A religiously motivated violent mob in Jaranwala, Faisalabad attacked, vandalized and set houses and churches of the Christian community on fire on August 16.
According to the initial official assessment, nearly 90 houses and around 19 churches were damaged and ransacked in the violence. All this violence was carried out on allegations of blasphemy. The mob without verifying the facts of the allegations acted as judge, jury, and executioner and punished the entire community.
It is good to see that interim Prime Minister Anwaar-ul-Haq Kakar, COAS Asim Munir and other officials have strongly condemned the attacks on the Christian community. The Punjab government has ordered strict action against the culprits. The police have so far arrested more than 138 people and registered cases against them. The senior-most Supreme Court judge and the next chief justice of Pakistan Justice Qazi Faez Esa also visited the affected area and met with the locals.
While these statements and visits are encouraging and will send a positive message to the local community, they might not be enough to assure minority communities that such horrifying events will never happen again. More needs to be done to prevent religiously motivated mobs from taking the law into their hands. Some policy and administrative measures need to be taken.
The history of such events shows us that the police and local administration always watch such violent attacks as mere spectators. This approach and attitude needs to change. We have witnessed since the 1980s that the police avoid intervening when religiously motivated mobs use violence against minorities. A clear policy needs to be adopted in this regard.
Our ruling class has a similar pattern when responding to such gruesome and disturbing incidents. As happened in the past, inquiries will be held, committees formed and meetings called.

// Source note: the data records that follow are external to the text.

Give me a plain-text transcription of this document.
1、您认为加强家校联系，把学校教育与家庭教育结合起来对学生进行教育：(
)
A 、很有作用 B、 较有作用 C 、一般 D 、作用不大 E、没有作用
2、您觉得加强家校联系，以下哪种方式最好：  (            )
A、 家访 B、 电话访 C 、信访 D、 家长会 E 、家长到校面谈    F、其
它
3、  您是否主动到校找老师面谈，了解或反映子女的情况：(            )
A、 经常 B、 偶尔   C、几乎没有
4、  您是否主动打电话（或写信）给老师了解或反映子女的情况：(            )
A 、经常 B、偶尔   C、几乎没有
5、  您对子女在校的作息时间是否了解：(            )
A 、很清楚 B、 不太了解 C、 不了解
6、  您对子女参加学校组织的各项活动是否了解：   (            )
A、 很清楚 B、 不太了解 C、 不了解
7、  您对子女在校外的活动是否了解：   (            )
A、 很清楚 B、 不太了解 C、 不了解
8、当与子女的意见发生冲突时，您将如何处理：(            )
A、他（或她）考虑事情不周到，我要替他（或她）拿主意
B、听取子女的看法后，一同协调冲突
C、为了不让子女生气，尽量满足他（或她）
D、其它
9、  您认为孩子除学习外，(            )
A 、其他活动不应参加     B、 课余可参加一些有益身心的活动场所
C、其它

Our ruling elite will condemn the brutal killing and express its shock and anger. But nothing constructive will happen.
Such incidents keep returning to bite us mostly because we have never really taken the issue of religious extremism seriously. Our state has made a lot of efforts through the National Action Plan (NAP) to eliminate militancy, but little has been done to stop the spread of religious extremism and change the flawed policies of the past, which gave rise to extremist forces.
Unfortunately, we have failed to learn from our past mistakes or, worse, we are not even ready to accept the use of religion as a political weapon and the spread of religious extremist ideas and the creation and promotion of jihadi ideology and organizations as a mistaken policy which has had devastating consequences for our society.
What has happened in Jaranwala is neither the first nor the last incident of mob violence against religious minorities in Pakistan. Mob violence against religious minorities has been on the rise since the 1980s. The first incident of mob violence on a large scale against Christian the community took place on February 06, 1997 in Shanti Nagar, District Khanewal.
Since then, mobs have attacked Christian communities in Gojra and Lahore. Pakistani rulers previously assured us that they would not allow such horrifying incidents to occur, but they continue to happen every few years. The disturbing images coming from Jaranwala will further tarnish our image as an intolerant, religious extremist and bigoted society. We are already facing an image problem. It is true that a majority of the Pakistani population is neither extremist nor supports such ideas, and extremist forces are in minority. But what happened in Jaranwala is another gruesome reminder that we have become a nation held hostage by hatemongers and religious extremists.
Although small in numbers, extremist groups have made both society and state hostage. The state has failed to check the spread of extremist religious ideologies and the subsequent radicalization in society.
Unfortunately, the Pakistani ruling class is not ready to abandon its decades-old policy of appeasing and supporting the religious right. This policy has spread hatred, intolerance, extremism and bigotry in society. We have not learnt from our past mistakes that the use of religion for short-term political gains can have long-term consequences.
This form of capitulation is not new; it started in the 1970s and has never halted since then. By surrendering to the hardliners, Pakistan’s state apparatus and ruling class have sent a clear message that they are not interested in stopping bigots and mobs.
This policy of appeasement and surrender has brought catastrophic consequences for us. Our economy has lost billions of dollars. Thousands of lives have been lost, including those of our brave men in uniform. Our international image has also been tarnished. But who cares?
We need to realize that those who spread hatred, bigotry and extremist ideas through their sermons and religiously motivated political speeches are as dangerous as those using guns to impose their ideas and worldview.
We have done a lot to control militancy and armed groups, but little has been done to control the spread of hatred, bigotry and extremism through speeches and sermons.
The fact is that the religious right is not ready to give up the space and authority it gained during the military rule of General Zia. And the real issue is that the state is not very keen in reimposing its writ and taking back the space it surrendered to the religious right in the 1980s. The people of Pakistan have already paid a heavy price for such flawed policies, and it is time to rethink the decisions made years ago.
Hardline religious groups and organizations have been exploiting the religious sensitivities of society to garner public support. Over the years, the state has tolerated such groups and their activities to spread hatred in society – they often use violent means to create fear in society.
How can a state and the ruling elite stop others from using religion for political interests and purposes when they have continuously used religion as a weapon?
The writer is a freelance journalist.